法科大学院における「刑事訴訟実務の基礎」の講義用の作成された基本書です。しかし、予備試験が行われるようになったことを踏まえ、改版される際に解説篇部分がより充実するにいたりました。

「刑事訴訟実務の基礎」の特徴

本書で使用されている事案は過去の司法研修所の教材を参考としており、1つの事件が生じてから裁判が終結するまでの一連の流れを把握することができる優れた教材であるといえます。したがって、裁判実務として公判部分を軸としてはいるものの、捜査に関するテーマも組み込まれています。

また、記録篇には事案における公判記録が数多く記載されていることから、文書を作成するという作業を学ぶうえでも極めて参考になる教材といえるでしょう。解説篇においても、文書作成という点からの解説が付されている点も参考になります。

「刑事訴訟実務の基礎」の使用方法

本書は、法科大学院で使用することを念頭に置かれていることから全15講の構成となっています。
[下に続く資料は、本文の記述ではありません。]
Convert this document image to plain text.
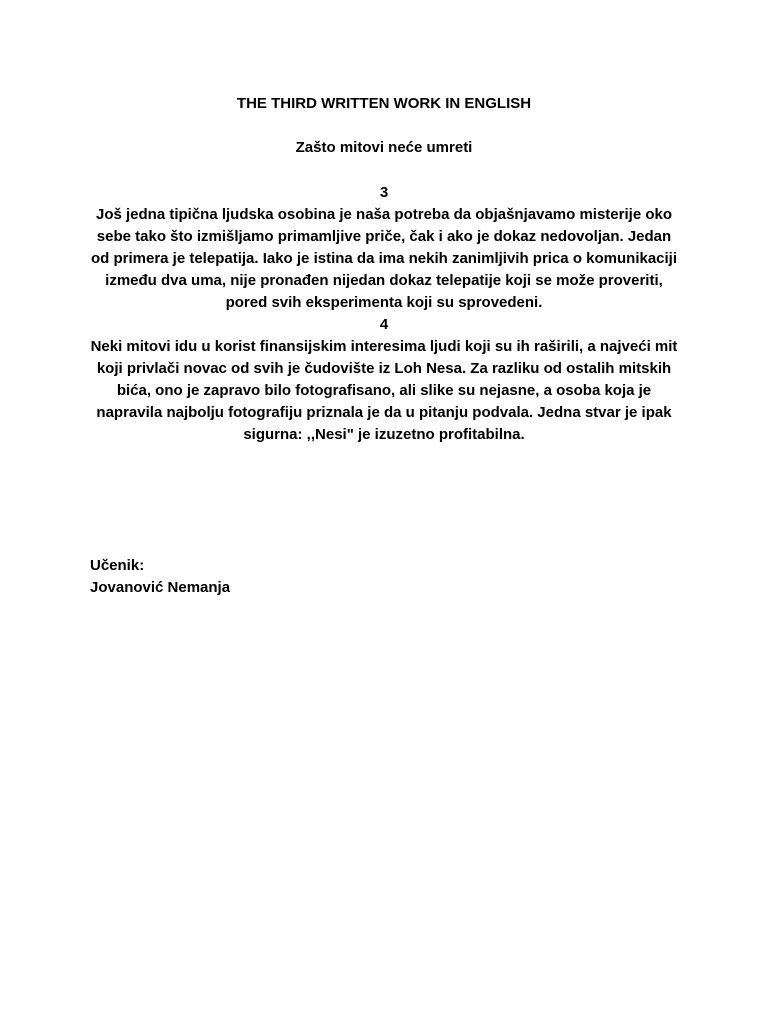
THE THIRD WRITTEN WORK IN ENGLISH
Zašto mitovi neće umreti
3
Još jedna tipična ljudska osobina je naša potreba da objašnjavamo misterije oko sebe tako što izmišljamo primamljive priče, čak i ako je dokaz nedovoljan. Jedan od primera je telepatija. Iako je istina da ima nekih zanimljivih prica o komunikaciji između dva uma, nije pronađen nijedan dokaz telepatije koji se može proveriti, pored svih eksperimenta koji su sprovedeni.
4
Neki mitovi idu u korist finansijskim interesima ljudi koji su ih raširili, a najveći mit koji privlači novac od svih je čudovište iz Loh Nesa. Za razliku od ostalih mitskih bića, ono je zapravo bilo fotografisano, ali slike su nejasne, a osoba koja je napravila najbolju fotografiju priznala je da u pitanju podvala. Jedna stvar je ipak sigurna: ,,Nesi" je izuzetno profitabilna.
Učenik:
Jovanović Nemanja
まずは、記録篇記載の事件の経過から事件の流れをストーリーに沿って概観したうえで、参考事件記録を読み解いていくこととなるでしょう。

その際には、事件の経過には現実の記録には表れない法曹実務家の活動が描かれている場面があるので、これが手続きの経過を把握する助けになります。そして、参考事件記録を読み込んだうえで、改めて事件の経過を追いかけながら解説篇の説明を読み進めることで、より一層の理解につながることとなるでしょう。

『刑事訴訟実務の基礎』の評価とは?

上述にもあるとおり、1つの事件が生じてから裁判が終結するまでのすべてが描かれていることから、刑事事件の全体像を把握するのに最適です。そして、記録篇を読み込むことで、各処分がどのような意図で行われたかについても把握することができます(例えば、本件では勾留延長が行われているが、どのような経緯があったから当該処分が行われたについても、事件記録を読み込めば理解することができるのです。)。

2冊構成となっていることから解説篇も充実しており、独学で刑事訴訟実務を学習するにも適しているといえます。また、事件記録が数多く記載されていることから、文書作成において1つの「見本」とすることができるのはありがたいポイントです。

実務系科目の学習においては、第一に手続きの流れを把握できていないと、処分がなぜ行われたかを理解することもできません。また、実体法の学習のみでは、実務上の文書作成の「作法」を学ぶこともできません。本書は、これらの学習において、法科大学院の講義用教材として作成されたとはいえども、独学用教材として有用であるといえましょう。